The opposite of faith is not doubt but certainty. Certainty is missing the point entirely. Faith includes noticing the mess, the emptiness and the discomfort and letting it be there until some light returns. Ann LaMott. Plan B Further Thoughts on Faith

I’m not certain about much. I woke up today feeling the ridiculousness of believing in an invisible partner to fashion myself after and follow. This whole idea of religions seems rather foolish. Why not live my own life my way? Prayer seems like one step removed from the delusion of talking to your self. The whole idea of church struck me as rather cult-ish. So why do it? Why put myself through all of the mental anguish that comes with faith? If I don’t want to come at this from a ‘yay! I’m down with Jesus’ perspective, what am I left with?

Here’s the thing: we all have worldviews, these grids through which we digest reality. For that matter, we all have meta-narratives–over-arching stories–that we cling to. There is a certain appeal to this mythic image of the rugged individual that America holds so dear. It is easier to believe that the truly strong don’t need anyone. Religion becomes a crutch, an opiate, that we need to reject in favor of learning to trust in ourselves. Our intellect, our capabilities.

I’ve become convinced that with nothing bigger or outside of ourselves, we can’t help but produce nihilistic, cynical, and joyless people (and art). No, I’ve got no evidence to back this up with besides anecdotal observations. Consider it a hunch. As smart as we are, there are limits to what we can know. I believe that reason can only take us so far in our quest for knowledge. It then also becomes reasonable that at some point faith can take us further along in that same quest.

Our wisdom, in so far as it ought to be deemed true and solid Wisdom, consists almost entirely of two parts: the knowledge of God and of ourselves. But as these are connected together by many ties, it is not easy to determine which of the two precedes and gives birth to the other. For, in the first place, no man can survey himself without forthwith turning his thoughts towards the God in whom he lives and moves; because it is perfectly obvious, that the endowments which we possess cannot possibly be from ourselves; nay, that our very being is nothing else than subsistence in God alone. In the second place, those blessings which unceasingly distil to us from heaven, are like streams conducting us to the fountain. Here, again, the infinitude of good which resides in God becomes more apparent from our poverty. In particular, the miserable ruin into which the revolt of the first man has plunged us, compels us to turn our eyes upwards; not only that while hungry and famishing we may thence ask what we want, but being aroused by fear may learn humility.

I get the post-modern distrust of meta-narrative, since overarching stories/myths have been used as oppressive forces. But we need a meta-narrative to understand and interpret the world around us. The key is to have a redeeming meta-narrative, not an oppressive one. In the final analysis, the meta-narrative that I subscribe to, prayer makes sense. In the meta-narrative that I subscribe to, trusting in God makes sense.

I suppose that I ought to think this through a little more. My gut tells me that there are glaring holes in my reasoning (such as it is).
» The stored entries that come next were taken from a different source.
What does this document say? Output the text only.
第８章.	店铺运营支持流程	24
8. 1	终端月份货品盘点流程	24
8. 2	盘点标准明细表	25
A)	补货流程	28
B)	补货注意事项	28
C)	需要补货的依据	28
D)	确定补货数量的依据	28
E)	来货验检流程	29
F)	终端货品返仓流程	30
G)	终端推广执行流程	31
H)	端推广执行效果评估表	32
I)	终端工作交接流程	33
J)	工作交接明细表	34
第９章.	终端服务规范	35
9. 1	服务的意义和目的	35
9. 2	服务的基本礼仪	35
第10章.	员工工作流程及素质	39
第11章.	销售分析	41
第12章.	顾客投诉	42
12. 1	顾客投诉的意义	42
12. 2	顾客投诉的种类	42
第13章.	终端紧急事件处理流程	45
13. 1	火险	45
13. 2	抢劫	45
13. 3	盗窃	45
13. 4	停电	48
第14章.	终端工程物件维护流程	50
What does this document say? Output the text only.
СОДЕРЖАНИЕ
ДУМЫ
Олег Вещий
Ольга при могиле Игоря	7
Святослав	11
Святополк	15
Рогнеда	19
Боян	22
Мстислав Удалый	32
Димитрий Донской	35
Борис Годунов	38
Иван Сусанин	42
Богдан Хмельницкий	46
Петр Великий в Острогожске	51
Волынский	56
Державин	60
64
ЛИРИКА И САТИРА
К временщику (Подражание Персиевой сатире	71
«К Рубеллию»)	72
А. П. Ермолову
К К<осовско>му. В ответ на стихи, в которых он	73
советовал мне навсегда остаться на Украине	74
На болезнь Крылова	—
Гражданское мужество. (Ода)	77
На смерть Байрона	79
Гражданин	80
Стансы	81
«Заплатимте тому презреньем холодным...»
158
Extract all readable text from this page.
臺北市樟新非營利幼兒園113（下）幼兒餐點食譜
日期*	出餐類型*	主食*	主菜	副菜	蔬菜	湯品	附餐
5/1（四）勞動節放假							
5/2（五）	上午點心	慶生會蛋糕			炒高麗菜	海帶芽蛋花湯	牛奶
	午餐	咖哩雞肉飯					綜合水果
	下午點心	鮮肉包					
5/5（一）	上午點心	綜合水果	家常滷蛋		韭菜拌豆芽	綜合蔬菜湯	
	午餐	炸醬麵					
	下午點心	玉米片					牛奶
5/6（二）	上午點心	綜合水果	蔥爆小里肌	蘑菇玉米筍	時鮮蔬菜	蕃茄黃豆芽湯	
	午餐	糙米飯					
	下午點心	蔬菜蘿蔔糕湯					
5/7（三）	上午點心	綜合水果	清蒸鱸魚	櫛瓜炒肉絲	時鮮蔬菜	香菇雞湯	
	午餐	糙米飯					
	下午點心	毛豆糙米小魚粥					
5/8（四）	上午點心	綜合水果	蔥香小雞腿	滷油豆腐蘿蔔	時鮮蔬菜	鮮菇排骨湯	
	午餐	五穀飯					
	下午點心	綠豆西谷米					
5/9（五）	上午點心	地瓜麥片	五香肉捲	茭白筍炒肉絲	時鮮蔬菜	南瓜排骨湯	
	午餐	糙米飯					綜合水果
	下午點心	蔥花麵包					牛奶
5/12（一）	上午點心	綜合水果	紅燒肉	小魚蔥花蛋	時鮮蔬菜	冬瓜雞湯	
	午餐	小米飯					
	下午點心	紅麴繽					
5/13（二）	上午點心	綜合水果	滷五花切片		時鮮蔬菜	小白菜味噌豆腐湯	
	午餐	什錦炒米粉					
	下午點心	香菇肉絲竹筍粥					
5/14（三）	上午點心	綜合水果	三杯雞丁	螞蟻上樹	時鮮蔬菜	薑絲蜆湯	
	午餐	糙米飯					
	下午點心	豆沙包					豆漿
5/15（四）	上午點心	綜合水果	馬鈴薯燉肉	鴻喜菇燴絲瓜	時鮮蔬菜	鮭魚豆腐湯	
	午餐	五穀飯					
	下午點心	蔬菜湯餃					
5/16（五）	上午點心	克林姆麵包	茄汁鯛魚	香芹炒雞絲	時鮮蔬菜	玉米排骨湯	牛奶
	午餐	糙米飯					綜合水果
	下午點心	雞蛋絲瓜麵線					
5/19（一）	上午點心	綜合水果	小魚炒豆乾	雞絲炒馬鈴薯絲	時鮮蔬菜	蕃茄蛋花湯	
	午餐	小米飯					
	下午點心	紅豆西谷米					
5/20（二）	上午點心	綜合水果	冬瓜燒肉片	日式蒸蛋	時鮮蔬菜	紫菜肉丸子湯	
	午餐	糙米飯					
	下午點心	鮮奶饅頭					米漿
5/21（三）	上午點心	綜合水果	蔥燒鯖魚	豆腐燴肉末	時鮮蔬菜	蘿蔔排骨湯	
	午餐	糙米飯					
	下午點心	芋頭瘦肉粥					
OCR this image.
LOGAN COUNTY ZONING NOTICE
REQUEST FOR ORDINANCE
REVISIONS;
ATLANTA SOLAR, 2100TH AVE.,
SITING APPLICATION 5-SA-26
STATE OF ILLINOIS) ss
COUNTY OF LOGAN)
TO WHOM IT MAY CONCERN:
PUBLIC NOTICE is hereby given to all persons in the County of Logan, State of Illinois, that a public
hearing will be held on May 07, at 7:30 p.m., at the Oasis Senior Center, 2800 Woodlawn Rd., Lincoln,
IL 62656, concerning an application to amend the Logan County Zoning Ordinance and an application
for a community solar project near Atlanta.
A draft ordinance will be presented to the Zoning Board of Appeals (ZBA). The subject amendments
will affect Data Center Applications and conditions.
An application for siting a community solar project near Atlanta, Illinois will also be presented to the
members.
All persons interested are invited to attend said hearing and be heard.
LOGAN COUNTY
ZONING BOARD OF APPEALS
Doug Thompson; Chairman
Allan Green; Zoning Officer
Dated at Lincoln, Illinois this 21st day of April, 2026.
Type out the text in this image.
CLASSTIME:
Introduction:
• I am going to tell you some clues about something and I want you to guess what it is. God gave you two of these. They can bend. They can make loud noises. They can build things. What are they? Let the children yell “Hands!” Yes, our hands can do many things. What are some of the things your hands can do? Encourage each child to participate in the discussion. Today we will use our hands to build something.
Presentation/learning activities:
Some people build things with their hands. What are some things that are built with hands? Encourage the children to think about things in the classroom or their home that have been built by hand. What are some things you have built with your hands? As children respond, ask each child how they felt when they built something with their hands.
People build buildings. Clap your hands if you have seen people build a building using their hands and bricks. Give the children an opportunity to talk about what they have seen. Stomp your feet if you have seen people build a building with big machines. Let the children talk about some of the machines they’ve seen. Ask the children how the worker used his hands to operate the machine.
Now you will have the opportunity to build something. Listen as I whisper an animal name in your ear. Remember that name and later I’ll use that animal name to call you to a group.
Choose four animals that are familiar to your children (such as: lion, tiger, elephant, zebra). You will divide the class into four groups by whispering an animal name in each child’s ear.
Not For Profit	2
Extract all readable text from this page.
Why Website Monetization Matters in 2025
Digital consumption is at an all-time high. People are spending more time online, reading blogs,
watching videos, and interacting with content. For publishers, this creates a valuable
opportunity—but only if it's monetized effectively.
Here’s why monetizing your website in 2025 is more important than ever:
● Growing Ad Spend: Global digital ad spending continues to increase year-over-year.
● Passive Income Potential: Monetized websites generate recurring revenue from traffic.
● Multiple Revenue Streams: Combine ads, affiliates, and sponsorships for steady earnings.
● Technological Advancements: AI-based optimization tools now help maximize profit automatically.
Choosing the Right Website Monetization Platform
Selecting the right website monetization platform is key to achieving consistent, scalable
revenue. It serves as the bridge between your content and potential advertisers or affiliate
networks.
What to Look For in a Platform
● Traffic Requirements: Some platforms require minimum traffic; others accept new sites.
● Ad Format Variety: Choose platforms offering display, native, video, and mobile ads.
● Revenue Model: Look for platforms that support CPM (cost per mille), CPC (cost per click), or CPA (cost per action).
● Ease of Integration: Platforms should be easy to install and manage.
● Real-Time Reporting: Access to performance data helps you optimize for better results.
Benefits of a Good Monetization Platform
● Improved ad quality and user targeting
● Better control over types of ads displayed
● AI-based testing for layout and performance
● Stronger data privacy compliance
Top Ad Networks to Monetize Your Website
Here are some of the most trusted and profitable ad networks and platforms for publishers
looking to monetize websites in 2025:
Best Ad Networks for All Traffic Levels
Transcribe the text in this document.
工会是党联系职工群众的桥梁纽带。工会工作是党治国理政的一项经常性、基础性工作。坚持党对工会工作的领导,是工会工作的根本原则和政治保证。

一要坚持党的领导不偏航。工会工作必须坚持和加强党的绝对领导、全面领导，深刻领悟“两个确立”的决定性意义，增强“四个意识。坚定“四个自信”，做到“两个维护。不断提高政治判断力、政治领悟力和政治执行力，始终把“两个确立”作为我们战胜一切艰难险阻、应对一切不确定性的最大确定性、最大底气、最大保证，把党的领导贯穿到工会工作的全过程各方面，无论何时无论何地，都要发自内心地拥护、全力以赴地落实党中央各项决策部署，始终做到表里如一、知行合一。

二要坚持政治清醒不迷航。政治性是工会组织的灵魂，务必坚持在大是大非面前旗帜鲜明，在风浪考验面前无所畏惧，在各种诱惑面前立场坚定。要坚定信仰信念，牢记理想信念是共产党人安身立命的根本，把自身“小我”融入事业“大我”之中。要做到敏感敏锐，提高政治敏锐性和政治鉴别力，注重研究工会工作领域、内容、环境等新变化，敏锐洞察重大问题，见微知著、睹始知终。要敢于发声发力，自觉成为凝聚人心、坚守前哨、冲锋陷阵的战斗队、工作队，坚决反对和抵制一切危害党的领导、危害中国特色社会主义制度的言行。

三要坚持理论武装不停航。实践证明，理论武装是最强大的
There’s just a jumble of thoughts in my head right now that I’m trying to make sense of. I guess for me, faith boils down to this: to understand mystery, you have to think with the heart. I want to make the most of this gift called life. I remember what gives my life meaning. Friends, family, loving people period. Autonomy is not all it’s cracked up to be. And I do this in light of something bigger than myself. A belief in God.

Because believing in people–in our ability to do right if left to our own devices–seems so ludicrous that believing in God seems downright rational.